Peignant les sites naturels qu’il parcourt, ses tableaux se sont progressivement éloignés de ses références artistiques, afin d’y ajouter des éléments plus personnels, notamment l’interaction des hommes dans le paysage ou sur le paysage : la manière dont ils le contemplent, le photographient, l’arpentent, l’aménagent ou l'ignorent. De peintre de paysage obsédé par la beauté du point de vue, Charles Prime s’est mis à regarder les gens qui regardent un paysage.
Il peint donc des scènes : scènes en montagne, scènes touristiques, scènes de voyage… Les compositions de ses tableaux reconstituent un évènement ou traduisent une émotion. Les personnages dans les paysages de Charles Prime prennent une photo, scrutent l’horizon en mangeant des pâtes ou sont concentrés sur l’écran de leur téléphone portable : ils sont absorbés par leur propre action. Ils ignorent le spectateur, ouvrant un espace intime et personnel dans l’espace partagé et immuable du paysage. Prenant à revers la tradition de la peinture de paysage, où l’admiration de ce qui est peint prévaut, ces personnages attirent le regard du spectateur hors du cadre, hors champ; leur concentration se porte sur un élément que le spectateur ne voit pas.

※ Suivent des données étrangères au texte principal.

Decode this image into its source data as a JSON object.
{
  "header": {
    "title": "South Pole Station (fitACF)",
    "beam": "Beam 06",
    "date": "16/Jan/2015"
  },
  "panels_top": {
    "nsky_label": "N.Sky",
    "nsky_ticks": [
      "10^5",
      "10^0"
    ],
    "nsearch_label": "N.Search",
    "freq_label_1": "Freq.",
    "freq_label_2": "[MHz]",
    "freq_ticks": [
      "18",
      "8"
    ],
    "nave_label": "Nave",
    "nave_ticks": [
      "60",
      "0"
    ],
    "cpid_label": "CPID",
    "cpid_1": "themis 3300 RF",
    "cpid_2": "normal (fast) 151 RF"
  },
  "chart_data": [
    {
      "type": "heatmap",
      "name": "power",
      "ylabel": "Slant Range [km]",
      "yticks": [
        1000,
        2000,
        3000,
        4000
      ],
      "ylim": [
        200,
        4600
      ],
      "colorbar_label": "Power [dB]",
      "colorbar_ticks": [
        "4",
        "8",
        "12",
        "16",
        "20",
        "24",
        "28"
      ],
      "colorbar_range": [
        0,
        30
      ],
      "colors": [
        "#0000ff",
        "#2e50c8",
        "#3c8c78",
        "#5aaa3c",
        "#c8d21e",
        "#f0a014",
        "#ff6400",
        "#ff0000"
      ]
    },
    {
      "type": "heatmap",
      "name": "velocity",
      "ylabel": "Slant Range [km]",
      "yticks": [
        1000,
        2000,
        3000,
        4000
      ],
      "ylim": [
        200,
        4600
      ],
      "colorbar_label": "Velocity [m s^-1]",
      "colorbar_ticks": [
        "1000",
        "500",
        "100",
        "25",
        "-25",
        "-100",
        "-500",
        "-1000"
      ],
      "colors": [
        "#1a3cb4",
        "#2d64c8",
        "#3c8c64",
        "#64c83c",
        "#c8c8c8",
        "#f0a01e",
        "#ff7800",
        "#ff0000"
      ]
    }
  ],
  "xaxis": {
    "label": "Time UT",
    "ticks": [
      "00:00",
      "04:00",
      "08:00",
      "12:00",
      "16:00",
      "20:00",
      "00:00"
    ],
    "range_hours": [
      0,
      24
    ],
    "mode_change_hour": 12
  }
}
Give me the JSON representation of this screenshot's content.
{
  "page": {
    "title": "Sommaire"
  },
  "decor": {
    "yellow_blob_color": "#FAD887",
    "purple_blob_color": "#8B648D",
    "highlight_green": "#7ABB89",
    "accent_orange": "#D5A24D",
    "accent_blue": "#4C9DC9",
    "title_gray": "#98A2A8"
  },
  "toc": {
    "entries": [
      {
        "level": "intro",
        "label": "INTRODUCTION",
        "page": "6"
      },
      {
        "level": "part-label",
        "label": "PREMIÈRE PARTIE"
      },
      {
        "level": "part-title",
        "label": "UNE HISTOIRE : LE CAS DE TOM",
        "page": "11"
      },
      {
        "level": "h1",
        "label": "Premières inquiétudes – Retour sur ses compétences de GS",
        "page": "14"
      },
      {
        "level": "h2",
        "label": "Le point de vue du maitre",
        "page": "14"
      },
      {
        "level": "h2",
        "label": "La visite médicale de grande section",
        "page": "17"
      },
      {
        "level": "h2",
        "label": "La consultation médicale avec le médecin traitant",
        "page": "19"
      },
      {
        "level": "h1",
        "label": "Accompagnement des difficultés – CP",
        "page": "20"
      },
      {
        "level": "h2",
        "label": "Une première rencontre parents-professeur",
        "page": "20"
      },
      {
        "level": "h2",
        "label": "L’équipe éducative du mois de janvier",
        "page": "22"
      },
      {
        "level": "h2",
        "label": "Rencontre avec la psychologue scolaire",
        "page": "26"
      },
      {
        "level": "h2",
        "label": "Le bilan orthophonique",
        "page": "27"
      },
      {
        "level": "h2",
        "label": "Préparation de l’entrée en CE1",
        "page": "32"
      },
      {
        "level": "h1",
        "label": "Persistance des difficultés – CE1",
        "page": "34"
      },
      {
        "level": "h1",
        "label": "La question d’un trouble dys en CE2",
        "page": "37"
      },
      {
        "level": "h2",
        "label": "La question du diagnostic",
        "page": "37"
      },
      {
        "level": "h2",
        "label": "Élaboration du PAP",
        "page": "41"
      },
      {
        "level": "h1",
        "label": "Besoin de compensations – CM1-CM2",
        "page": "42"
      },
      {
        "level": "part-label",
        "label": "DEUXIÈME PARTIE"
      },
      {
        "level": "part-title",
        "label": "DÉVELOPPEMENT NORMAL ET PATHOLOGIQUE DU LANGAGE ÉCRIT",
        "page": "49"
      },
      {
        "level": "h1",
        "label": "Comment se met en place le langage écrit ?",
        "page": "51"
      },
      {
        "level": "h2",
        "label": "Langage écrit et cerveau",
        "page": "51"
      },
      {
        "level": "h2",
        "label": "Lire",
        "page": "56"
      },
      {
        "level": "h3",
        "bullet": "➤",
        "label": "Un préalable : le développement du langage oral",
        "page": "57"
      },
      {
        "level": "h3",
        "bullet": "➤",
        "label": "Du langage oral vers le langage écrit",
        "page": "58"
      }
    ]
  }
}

La résidence de Charles Prime au musée Léon-Dierx s’inscrit en partie dans la continuité de l’exposition Au cœur d’une île, les artistes et les Hauts de La Réunion au XIXe siècle. Cinq toiles exposées ici s’inspirent de photographies anciennes pour créer des scènes où il joue du contraste ironique entre l’immuabilité des paysages et l’actualité des situations décrites mais dans une volonté simple de peindre la vie moderne, telle qu’elle est.
Omniprésents lorsqu’on part en voyage ou en randonnée, drones, téléphones portables, panneaux touristiques ou marques de vêtement se retrouvent alors naturellement dans sa peinture sans que l’artiste n’en maitrise la signification.